PORT-OF-SPAIN, Trinidad (CMC):
HEAVY RAINS associated with late-season depression pounded Trinidad and Tobago (T&T) and St. Vincent yesterday, triggering landslides and flooding, destroying bridges and forcing the evacuation of a number of schools.
The system was expected to develop into Tropical Storm Gama last night. It would become the 24th storm in a record-breaking Atlantic hurricane season.
STUDENTS MAROONED
Trinidad's Ministry of Education said that 70 students, marooned after a bridge linking a school in Matlock, south of Port-of-Spain, had been washed away, were rescued by members of the coastguard and the Trinidad and Tobago Defence Force.
It said that other schools had to be closed for clean-up operations after flood waters caused a pile-up of debris. In neighbouring Tobago, the National Emergency Management Agency called for the closure of two schools affected by flood waters.
In St. Vincent, landslides destroyed three houses near the capital and rivers breached their banks, cutting access to several roads, said St. Vincent's director of the National Emergency Management Organisation, Howie Prince.
Two fishermen were camping with eight other men, when they disappeared in a mudslide near Rocky Bay on the Grenadine island of Bequia.
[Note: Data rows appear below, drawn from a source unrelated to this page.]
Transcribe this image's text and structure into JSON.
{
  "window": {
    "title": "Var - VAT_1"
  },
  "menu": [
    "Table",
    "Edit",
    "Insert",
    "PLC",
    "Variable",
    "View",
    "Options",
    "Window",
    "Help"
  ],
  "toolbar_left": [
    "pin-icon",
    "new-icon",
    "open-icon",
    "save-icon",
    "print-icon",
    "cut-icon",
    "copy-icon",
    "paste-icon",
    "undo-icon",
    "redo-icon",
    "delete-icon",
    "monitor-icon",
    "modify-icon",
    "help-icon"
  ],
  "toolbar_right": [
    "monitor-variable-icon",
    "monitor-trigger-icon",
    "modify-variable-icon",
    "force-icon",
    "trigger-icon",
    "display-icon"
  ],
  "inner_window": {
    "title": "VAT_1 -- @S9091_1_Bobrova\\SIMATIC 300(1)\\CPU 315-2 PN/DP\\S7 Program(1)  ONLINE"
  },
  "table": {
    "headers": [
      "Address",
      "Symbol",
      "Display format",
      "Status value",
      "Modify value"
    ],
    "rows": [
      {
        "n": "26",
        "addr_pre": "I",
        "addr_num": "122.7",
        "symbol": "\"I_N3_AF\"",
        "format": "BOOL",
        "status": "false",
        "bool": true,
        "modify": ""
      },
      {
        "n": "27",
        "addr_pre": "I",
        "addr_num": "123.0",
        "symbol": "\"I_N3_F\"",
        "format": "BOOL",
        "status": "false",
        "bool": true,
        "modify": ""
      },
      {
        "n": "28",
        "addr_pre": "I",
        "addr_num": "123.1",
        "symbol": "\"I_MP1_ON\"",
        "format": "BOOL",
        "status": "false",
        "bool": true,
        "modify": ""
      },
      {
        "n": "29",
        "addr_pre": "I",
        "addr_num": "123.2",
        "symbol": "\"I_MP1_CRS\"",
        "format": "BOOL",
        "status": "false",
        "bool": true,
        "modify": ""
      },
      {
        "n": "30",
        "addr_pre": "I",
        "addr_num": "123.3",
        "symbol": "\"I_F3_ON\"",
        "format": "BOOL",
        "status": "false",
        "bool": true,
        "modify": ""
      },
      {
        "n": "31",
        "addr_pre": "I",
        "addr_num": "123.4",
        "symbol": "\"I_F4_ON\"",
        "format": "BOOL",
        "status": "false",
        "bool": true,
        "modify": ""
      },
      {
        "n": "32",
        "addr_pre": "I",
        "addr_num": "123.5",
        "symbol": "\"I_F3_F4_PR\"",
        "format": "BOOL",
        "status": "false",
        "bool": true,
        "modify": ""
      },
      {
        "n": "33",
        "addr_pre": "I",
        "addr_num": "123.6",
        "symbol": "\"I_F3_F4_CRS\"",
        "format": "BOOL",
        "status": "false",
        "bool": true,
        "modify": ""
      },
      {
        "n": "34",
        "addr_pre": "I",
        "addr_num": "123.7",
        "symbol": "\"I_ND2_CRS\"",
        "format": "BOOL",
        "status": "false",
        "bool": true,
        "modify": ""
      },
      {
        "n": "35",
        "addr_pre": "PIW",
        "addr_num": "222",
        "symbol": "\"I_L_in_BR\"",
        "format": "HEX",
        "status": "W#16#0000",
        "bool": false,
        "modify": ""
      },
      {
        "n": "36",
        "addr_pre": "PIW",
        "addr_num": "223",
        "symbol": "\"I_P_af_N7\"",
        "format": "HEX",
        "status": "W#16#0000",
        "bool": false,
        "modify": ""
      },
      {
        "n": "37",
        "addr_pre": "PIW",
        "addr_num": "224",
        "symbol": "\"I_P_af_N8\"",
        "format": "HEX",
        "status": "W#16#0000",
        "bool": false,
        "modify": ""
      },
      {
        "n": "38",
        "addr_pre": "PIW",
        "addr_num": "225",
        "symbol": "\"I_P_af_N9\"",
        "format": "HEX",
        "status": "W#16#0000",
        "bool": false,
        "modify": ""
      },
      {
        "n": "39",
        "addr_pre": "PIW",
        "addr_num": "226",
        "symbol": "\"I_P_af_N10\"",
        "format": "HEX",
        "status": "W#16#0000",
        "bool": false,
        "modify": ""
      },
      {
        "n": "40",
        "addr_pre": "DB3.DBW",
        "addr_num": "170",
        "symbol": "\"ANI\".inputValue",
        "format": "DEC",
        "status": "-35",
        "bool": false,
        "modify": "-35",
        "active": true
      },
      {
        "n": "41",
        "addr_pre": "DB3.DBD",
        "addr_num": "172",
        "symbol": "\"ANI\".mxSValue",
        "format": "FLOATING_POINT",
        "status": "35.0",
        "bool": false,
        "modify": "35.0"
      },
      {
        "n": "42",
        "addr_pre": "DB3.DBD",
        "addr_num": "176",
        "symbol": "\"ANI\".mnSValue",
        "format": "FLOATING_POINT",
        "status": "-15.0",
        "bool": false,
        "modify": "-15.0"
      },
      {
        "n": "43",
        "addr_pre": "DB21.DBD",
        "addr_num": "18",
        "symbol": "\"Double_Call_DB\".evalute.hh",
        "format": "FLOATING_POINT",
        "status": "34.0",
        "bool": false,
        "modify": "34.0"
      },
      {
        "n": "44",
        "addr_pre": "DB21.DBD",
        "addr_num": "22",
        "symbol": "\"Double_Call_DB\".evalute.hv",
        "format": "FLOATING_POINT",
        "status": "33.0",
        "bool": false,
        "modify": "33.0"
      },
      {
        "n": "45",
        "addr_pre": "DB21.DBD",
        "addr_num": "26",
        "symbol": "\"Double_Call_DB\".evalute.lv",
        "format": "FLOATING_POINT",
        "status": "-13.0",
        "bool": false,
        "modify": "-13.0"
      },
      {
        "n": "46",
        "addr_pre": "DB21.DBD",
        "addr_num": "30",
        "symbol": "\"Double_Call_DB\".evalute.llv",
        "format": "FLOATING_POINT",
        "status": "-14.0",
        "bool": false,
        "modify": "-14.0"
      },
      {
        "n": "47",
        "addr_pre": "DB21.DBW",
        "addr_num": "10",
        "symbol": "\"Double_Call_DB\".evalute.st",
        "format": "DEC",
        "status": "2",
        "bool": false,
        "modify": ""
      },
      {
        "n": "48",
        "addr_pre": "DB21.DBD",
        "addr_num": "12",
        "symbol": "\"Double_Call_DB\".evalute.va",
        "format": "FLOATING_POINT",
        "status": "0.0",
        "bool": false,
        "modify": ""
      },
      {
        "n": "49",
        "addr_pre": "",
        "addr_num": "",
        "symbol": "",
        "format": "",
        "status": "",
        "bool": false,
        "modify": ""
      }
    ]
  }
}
Parliamentary representative for the Matlock area in T&T, Sports Minister Roger Boynes, said that apart from the bridges being washed away, there were numerous landslides and most of the road network had been affected.
LANDSLIDES
"We have experienced several landslides," Boynes told local radio, saying also that fishermen in the area had also suffered as a result of the rains.
The tropical depression, which formed Sunday, was expected to be south of Jamaica by the end of the week, over Caribbean waters still warm enough to feed a major hurricane, said Stacy Stewart of the National Hurricane Center in Miami.
- The Associated Press contributed to this story.